Standard-definition television screens contain 640 vertical lines of pixels and 480 horizontal lines of pixels. Televisions with a higher definition than SDTV have more horizontal pixel lines in their screen--720 or 1080--which provides more detail than 480 lines and thus a sharper and clearer image.
Progressive and Interlaced
Standard-definition signals were originally interlaced, which means that only half the pixel lines appeared at any time. The image flickered back and forth between one half and the others faster than the human eye could perceive, making the image appear whole. It also creates the flicker effect which appears in older TVs. Progressive scans, on the other hand, show every line of pixels instead of flickering back and forth the way interlaced screens do. SDTV currently encompasses bother interlaced and progressive signals, though they don’t display more than 480 lines of pixels.
Almost all older cathode ray tube TVs--the bigger, boxier TVs with a screen ratio of 4:3--are SDTV. Newer televisions list their screen resolution on their packaging materials, with a number indicating the horizontal pixel lines and an “i” or a “p” to indicate interlaced or progressive (720p, for example, or 1080i).

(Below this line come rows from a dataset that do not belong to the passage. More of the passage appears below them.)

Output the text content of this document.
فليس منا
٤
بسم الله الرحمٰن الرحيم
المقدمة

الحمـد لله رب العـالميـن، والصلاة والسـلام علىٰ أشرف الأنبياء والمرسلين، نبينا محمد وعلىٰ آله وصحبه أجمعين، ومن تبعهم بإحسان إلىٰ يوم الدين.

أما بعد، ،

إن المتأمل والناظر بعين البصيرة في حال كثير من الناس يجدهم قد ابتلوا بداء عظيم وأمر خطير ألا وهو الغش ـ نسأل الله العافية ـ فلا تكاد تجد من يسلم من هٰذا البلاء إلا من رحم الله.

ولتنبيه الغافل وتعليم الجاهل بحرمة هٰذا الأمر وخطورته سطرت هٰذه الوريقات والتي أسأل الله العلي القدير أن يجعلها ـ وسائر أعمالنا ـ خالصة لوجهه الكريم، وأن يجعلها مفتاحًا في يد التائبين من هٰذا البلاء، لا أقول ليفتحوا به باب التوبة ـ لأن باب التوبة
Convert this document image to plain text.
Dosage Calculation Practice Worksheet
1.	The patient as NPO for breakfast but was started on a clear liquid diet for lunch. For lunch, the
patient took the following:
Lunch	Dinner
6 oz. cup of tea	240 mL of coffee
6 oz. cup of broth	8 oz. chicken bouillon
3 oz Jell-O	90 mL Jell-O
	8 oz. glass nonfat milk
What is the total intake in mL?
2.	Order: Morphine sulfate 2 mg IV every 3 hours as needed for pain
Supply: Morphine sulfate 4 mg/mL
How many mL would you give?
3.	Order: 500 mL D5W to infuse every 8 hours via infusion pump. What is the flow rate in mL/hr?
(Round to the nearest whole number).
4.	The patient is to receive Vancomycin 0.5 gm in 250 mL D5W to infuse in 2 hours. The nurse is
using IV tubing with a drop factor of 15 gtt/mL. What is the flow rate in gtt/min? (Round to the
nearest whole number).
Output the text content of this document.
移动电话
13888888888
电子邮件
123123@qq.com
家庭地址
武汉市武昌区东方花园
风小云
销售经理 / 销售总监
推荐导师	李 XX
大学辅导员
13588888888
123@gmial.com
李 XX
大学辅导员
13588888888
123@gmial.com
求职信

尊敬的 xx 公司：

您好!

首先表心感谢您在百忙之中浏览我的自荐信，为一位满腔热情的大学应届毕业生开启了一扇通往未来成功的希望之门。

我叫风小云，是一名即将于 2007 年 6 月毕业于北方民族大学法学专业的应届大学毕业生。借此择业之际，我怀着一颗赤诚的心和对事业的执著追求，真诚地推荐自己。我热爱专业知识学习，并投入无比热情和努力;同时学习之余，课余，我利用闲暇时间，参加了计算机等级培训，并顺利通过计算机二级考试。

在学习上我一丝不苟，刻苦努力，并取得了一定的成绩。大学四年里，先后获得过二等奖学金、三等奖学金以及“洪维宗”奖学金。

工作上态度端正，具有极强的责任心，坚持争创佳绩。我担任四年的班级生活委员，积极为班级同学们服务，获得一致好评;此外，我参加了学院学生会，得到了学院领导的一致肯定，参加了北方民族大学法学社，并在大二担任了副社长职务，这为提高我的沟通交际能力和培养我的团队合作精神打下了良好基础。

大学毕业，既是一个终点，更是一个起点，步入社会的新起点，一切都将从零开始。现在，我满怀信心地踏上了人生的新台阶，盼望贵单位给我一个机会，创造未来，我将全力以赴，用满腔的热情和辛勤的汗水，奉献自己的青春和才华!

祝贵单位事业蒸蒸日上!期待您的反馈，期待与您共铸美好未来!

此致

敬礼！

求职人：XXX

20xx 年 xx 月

Free TV--including the five national networks and numerous local stations--continues to broadcast in standard definition, ensuring that anyone with a TV can receive the signals (though older TVs may require a digital converter in order to accept the digital signal). While some network shows are broadcast in high definition for free, cable and satellite companies charge an additional fee to send HD signals. Standard definition worked well for many decades, and still provides a clear image, while costing less than high definition to boot.